Maier Thomas · Nationalrat · 2014-03-11
Maier Thomas · Nationalrat · Zürich · Grünliberale Fraktion · 2014-03-11
Wortprotokoll
Ich gebe gerne zu, dass ich die Sprengkraft dieser Vorlage in der Kommission zu Beginn etwas unterschätzt habe. Eigentlich sind die Ziele dieser Vorlage ja ganz einfach: Primär sollen im Bundesgesetz über die direkte Bundessteuer und im Bundesgesetz über die Harmonisierung der direkten Steuern der Kantone und Gemeinden die Verjährungsfristen für die Strafverfolgung und die Sanktionen für Vergehen im Sinne des Allgemeinen Teils des Strafgesetzbuches nachgeführt werden. Sie haben die entsprechenden Details auch sehr gut zusammengefasst von den Kommissionssprechern gehört.
Beruhigend kam oder kommt hinzu, dass der Ständerat die Vorlage ohne grosse Diskussion mit 29 zu 0 Stimmen gutgeheissen hat. Entsprechend sind wir von den Grünliberalen in der Kommission auf dieses Geschäft eingetreten.

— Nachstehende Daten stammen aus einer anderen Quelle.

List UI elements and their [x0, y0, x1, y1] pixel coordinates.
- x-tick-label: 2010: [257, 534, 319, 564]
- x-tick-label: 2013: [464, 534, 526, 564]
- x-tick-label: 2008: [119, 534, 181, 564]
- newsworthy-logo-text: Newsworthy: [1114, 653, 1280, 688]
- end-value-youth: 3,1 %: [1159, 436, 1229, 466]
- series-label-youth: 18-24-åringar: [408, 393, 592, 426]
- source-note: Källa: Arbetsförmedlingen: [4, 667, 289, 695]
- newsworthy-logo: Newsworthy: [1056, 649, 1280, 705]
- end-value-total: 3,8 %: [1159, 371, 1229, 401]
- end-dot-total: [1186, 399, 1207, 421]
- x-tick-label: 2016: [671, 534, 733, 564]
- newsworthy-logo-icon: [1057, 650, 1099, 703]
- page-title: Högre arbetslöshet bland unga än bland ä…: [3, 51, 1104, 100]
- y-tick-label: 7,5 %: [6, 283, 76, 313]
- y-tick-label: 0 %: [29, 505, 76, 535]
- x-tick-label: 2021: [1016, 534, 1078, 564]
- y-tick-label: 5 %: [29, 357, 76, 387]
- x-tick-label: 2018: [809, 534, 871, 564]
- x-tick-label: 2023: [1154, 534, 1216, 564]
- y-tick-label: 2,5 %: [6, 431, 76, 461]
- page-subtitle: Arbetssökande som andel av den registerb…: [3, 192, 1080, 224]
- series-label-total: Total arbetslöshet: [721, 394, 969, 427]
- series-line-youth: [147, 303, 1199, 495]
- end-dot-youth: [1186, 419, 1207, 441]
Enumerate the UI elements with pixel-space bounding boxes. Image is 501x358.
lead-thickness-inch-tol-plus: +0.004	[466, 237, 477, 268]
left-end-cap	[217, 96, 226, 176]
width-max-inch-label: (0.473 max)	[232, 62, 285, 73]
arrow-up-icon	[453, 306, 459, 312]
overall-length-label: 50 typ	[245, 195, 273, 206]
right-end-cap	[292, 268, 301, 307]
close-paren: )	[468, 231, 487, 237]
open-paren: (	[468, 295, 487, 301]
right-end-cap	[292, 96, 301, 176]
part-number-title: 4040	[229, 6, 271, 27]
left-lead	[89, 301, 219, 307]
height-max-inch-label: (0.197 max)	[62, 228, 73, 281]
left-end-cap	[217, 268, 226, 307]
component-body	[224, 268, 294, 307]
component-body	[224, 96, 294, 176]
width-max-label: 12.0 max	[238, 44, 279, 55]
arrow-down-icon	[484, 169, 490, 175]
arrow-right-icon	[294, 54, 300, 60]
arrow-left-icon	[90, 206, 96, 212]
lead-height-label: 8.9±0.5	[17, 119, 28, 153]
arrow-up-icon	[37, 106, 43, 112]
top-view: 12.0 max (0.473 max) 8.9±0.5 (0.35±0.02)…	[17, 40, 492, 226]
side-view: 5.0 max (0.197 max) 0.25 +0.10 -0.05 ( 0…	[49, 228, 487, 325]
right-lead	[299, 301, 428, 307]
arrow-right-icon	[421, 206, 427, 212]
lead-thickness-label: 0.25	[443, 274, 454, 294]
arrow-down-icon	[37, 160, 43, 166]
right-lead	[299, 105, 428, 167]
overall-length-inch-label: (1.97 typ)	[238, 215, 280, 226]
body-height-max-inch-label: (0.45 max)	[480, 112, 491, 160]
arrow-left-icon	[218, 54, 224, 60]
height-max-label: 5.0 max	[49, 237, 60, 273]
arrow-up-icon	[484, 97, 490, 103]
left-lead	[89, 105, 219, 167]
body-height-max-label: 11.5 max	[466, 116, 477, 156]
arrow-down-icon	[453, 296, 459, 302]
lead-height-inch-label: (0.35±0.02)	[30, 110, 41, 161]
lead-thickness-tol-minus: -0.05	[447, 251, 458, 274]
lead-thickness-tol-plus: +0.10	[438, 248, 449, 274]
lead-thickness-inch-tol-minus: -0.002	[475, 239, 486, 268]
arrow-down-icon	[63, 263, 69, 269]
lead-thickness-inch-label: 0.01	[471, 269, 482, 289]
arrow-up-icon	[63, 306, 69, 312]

Offenbar gibt es aber grössere Diskussionen darüber, ob diese Verjährungsfristen jetzt statt bei 15 bei 20 oder 25 Jahren oder doch besser bei zehn Jahren anzusetzen sind, je nachdem, worum es genau geht. Herr alt Nationalrat Pelli wies in der Kommission wohl zu Recht darauf hin, dass in Steuersachen andere Grundlagen gelten als im Strafrecht. Fakt ist auch, dass heute alle Dokumente zehn Jahre in meist elektronischen Archiven aufbewahrt werden. Schon das ist eine Herausforderung, haben doch die meisten IT-Systeme einen Lebenszyklus von drei bis fünf Jahren. Das heisst, dass es schon nach zehn Jahren, geschweige denn nach 15 bis 25 Jahren, sehr schwer möglich ist, überhaupt noch Programme zu finden, mit denen zehn Jahre alte Daten angezeigt werden können.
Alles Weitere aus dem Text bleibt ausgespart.